Judge Dredd  -  Front DVD CoverWhere I work there’re people called Regional Finance and System Managers.  They generally manage few staff and control few resources or budgets.  Yet despite this, they are feared!  Unbending, emotionless and utterly without compassion, they demand absolute and total compliance from the rest of us, least we complete a spreadsheet incorrectly, or enter a field of data wrongly into The Management Information System.  Generally mild-mannered and calm, (which makes them sound a bit like Clark Kent but don’t let that fool you), they are in fact imbibed with arcane, secret and awesome powers.  Up until a couple of years ago, when we had a bit of a reshuffle at work and the Regional Finance and System Manager I dealt with was physically transferred into the entity known as the IT Department, (at least that what I think happened to him, as no one’s seen him in person since), I viewed him as rather like Judge Dredd.  All that “I Am The Law” stuff and everything.  Well I don’t think he ever actually said that, but it’s the way you say things that matters, not what you actually say.  What he typically did was write an e-mail to ask if I could provide him with a few bits of information.  In my head this became a vision of him riding into my office on his massive Lawmaster bike, (after blowing the door and part of the wall away with his Lawgiver sidearm, using an appropriate high-explosive round to do so), into the chaotic fire-fight that passes for my finance management and generally non-existent record keeping. I felt ‘judged’ on many occasions.  “At the end of the day, when you’re all alone in the dark, the only thing that counts, is this, the MIS.”
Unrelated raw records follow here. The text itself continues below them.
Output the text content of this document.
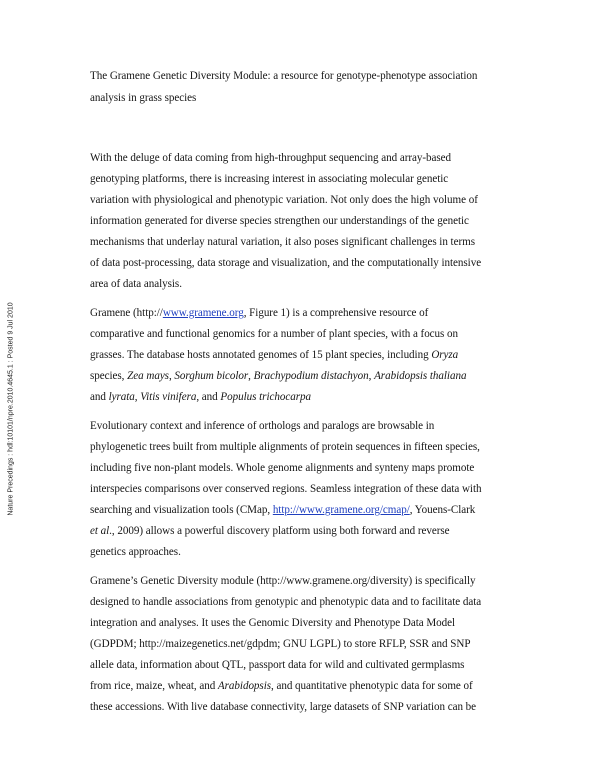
Nature Precedings : hdl:10101/npre.2010.4645.1 : Posted 9 Jul 2010
The Gramene Genetic Diversity Module: a resource for genotype-phenotype association
analysis in grass species
With the deluge of data coming from high-throughput sequencing and array-based
genotyping platforms, there is increasing interest in associating molecular genetic
variation with physiological and phenotypic variation. Not only does the high volume of
information generated for diverse species strengthen our understandings of the genetic
mechanisms that underlay natural variation, it also poses significant challenges in terms
of data post-processing, data storage and visualization, and the computationally intensive
area of data analysis.
Gramene (http://www.gramene.org, Figure 1) is a comprehensive resource of
comparative and functional genomics for a number of plant species, with a focus on
grasses. The database hosts annotated genomes of 15 plant species, including Oryza
species, Zea mays, Sorghum bicolor, Brachypodium distachyon, Arabidopsis thaliana
and lyrata, Vitis vinifera, and Populus trichocarpa
Evolutionary context and inference of orthologs and paralogs are browsable in
phylogenetic trees built from multiple alignments of protein sequences in fifteen species,
including five non-plant models. Whole genome alignments and synteny maps promote
interspecies comparisons over conserved regions. Seamless integration of these data with
searching and visualization tools (CMap, http://www.gramene.org/cmap/, Youens-Clark
et al., 2009) allows a powerful discovery platform using both forward and reverse
genetics approaches.
Gramene’s Genetic Diversity module (http://www.gramene.org/diversity) is specifically
designed to handle associations from genotypic and phenotypic data and to facilitate data
integration and analyses. It uses the Genomic Diversity and Phenotype Data Model
(GDPDM; http://maizegenetics.net/gdpdm; GNU LGPL) to store RFLP, SSR and SNP
allele data, information about QTL, passport data for wild and cultivated germplasms
from rice, maize, wheat, and Arabidopsis, and quantitative phenotypic data for some of
these accessions. With live database connectivity, large datasets of SNP variation can be
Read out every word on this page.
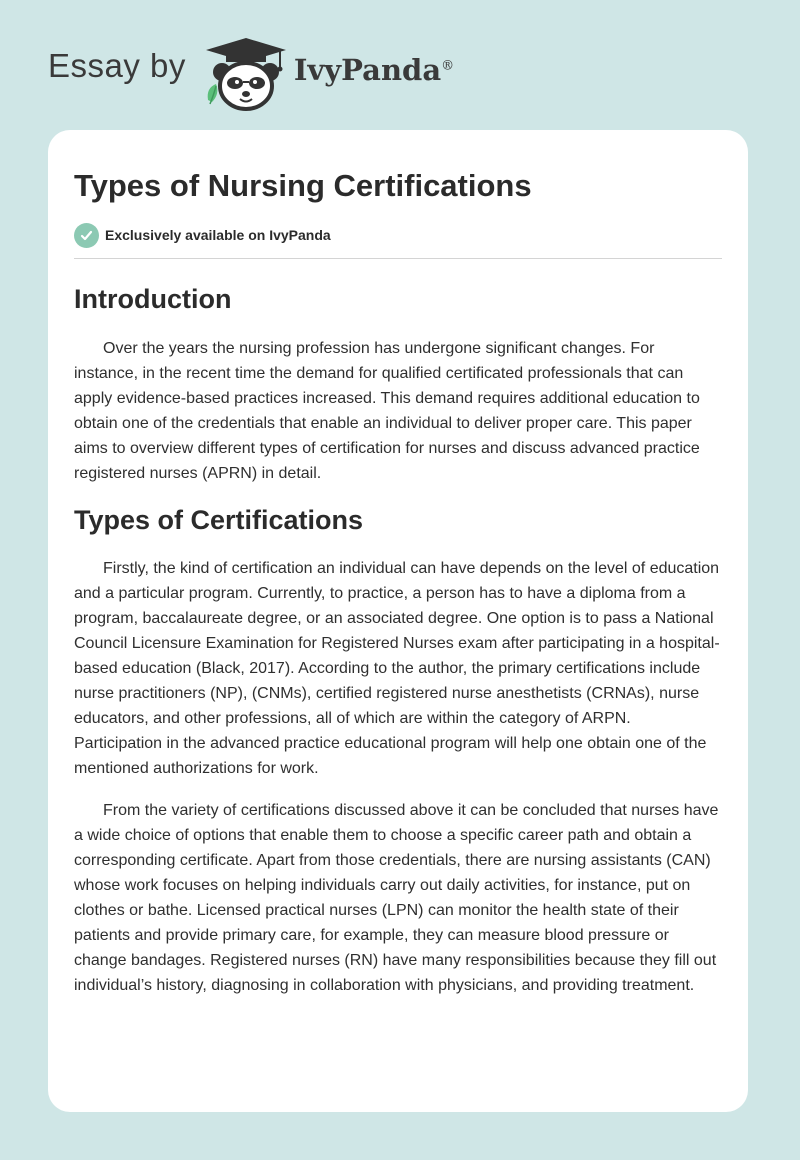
Essay by	IvyPanda®
Types of Nursing Certifications
Exclusively available on IvyPanda
Introduction

Over the years the nursing profession has undergone significant changes. For instance, in the recent time the demand for qualified certificated professionals that can apply evidence-based practices increased. This demand requires additional education to obtain one of the credentials that enable an individual to deliver proper care. This paper aims to overview different types of certification for nurses and discuss advanced practice registered nurses (APRN) in detail.

Types of Certifications

Firstly, the kind of certification an individual can have depends on the level of education and a particular program. Currently, to practice, a person has to have a diploma from a program, baccalaureate degree, or an associated degree. One option is to pass a National Council Licensure Examination for Registered Nurses exam after participating in a hospital-based education (Black, 2017). According to the author, the primary certifications include nurse practitioners (NP), (CNMs), certified registered nurse anesthetists (CRNAs), nurse educators, and other professions, all of which are within the category of ARPN. Participation in the advanced practice educational program will help one obtain one of the mentioned authorizations for work.

From the variety of certifications discussed above it can be concluded that nurses have a wide choice of options that enable them to choose a specific career path and obtain a corresponding certificate. Apart from those credentials, there are nursing assistants (CAN) whose work focuses on helping individuals carry out daily activities, for instance, put on clothes or bathe. Licensed practical nurses (LPN) can monitor the health state of their patients and provide primary care, for example, they can measure blood pressure or change bandages. Registered nurses (RN) have many responsibilities because they fill out individual’s history, diagnosing in collaboration with physicians, and providing treatment.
1995  –  Certificate: 15  –  USA

I think this movie gets a bit of a bad deal from people.  So it doesn’t stick to the mythology of the Judge Dredd comics very well.  More Judge Stallone than Judge Dredd, it’s still a lot of fun in a brainless sort of way.  I enjoy watching Sylvester Stallone, he always seems to put so much effort into everything.  For an action film, it’s actually the slower parts that feel the best put together.  All those explosions and ‘car chases’, they just seem so mundane.   I wonder what the new version, due out later this year, will be like?  Oh, but what were they thinking of when they released the DVD I watched?  A non anamorphic transfer?  If I wanted to watch something as if I was watching it thorough a letter box, I’d go and put the TV behind a real letterbox and stand in the street outside and watch it through that.  I didn’t spend all that money on my massive TV just to have a little slice of picture shoved into the middle of it.  Twentieth Century Fox, back of the class for you.

No cats, no decapitations and no chainsaws.

Recommend for law-abiding citizens everywhere, who need a hero to look out for them.

Top badass moment?  People parking thoughtlessly is a real bugbear of mind.  Too lazy, stupid or selfish to park sensibly and walk a few yards to the shop, they ‘abandon’ their cars all over the pavements, on junctions, in disabled parking bays, or generally in the most piss-taking places they can find.  As far as I’m concerned, seeing how Judge Dredd deals with an anti-social motorist (he blows up his car, completely destroying it) is totally badass.  The sooner they arm Traffic Wardens with large calibre weaponry like that, the better.